Aujourd'hui, cependant, le taux d'inflation des prix à la consommation ralentit à la suite d'une série de hausses importantes des taux d'intérêt de la part de la Réserve fédérale. Mais les consommateurs américains continuent de ressentir les effets de l'augmentation du coût des biens de consommation courante au cours des dernières années.
Par exemple, le choc inflationniste a fait grimper les coûts du logement et de l'alimentation à un point tel qu'ils sont aujourd'hui nettement plus élevés que ce à quoi on aurait pu s'attendre si les tendances antérieures des prix s'étaient maintenues. La poussée inflationniste n'a cependant pas été universelle: Les coûts des services médicaux sont désormais légèrement inférieurs à la tendance.
Les récents rapports trimestriels sur les bénéfices suggèrent que les Américains réduisent leurs dépenses pour des achats importants en raison de la hausse des taux, et qu'ils achètent des articles moins chers en raison des coûts. Dans ce contexte, les données gouvernementales montrent également qu'une mesure des marges des détaillants et des grossistes a fortement diminué par rapport aux niveaux très élevés atteints lorsque l'inflation était la plus forte.
Cela dit, les marges d'exploitation globales des sociétés de l'indice S&P 500 - les plus grandes entreprises américaines - restent supérieures à la tendance d'avant la pandémie, mais ce n'est pas le cas dans tous les secteurs. Les marges des entreprises fournissant des services de communication - depuis les contrats de téléphonie mobile jusqu'au divertissement à domicile - sont parmi les plus élevées par rapport à la décennie précédant le COVID.
L'administration Biden a accusé les entreprises de pratiquer la "shrinkflation", c'est-à-dire de maintenir les prix au même niveau tout en réduisant le volume de marchandises dans l'emballage, ce qui a pour effet d'augmenter les marges.

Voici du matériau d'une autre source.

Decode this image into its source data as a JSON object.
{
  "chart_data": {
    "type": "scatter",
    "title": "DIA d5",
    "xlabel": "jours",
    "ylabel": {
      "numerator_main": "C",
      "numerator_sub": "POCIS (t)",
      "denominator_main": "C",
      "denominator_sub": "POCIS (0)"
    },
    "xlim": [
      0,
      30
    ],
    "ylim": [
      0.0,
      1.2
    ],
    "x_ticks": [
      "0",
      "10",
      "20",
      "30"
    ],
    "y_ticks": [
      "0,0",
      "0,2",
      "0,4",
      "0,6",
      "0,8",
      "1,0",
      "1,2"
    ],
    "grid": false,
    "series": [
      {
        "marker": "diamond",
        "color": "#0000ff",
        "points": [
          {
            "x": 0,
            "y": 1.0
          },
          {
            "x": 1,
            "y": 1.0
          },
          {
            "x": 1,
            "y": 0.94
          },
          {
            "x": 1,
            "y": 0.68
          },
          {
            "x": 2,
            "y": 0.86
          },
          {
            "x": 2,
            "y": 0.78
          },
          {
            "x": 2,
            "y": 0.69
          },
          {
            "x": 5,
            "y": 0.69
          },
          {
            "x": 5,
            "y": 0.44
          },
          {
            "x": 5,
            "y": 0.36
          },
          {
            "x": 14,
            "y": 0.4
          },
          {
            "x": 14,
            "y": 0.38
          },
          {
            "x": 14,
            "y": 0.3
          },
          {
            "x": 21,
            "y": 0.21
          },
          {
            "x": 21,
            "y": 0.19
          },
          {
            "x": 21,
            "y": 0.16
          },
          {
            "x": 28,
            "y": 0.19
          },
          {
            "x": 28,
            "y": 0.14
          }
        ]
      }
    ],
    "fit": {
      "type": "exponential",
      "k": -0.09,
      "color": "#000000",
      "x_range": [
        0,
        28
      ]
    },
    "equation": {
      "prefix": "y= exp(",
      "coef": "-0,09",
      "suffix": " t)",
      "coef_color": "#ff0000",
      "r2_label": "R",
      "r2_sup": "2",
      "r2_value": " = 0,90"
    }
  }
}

L'administration Biden, ainsi que plusieurs États, ont fait valoir que la concentration des parts de marché dans certains secteurs était une force qui limitait le choix des consommateurs et aggravait donc l'inflation.
La Maison Blanche est d'ailleurs intervenue pour tenter d'empêcher une fusion entre les géants de l'épicerie Kroger
KR.N et Albertsons ACI.N . Plusieurs États, principalement dans l'ouest des États-Unis, se sont joints aux efforts déployés pour faire échouer l'opération.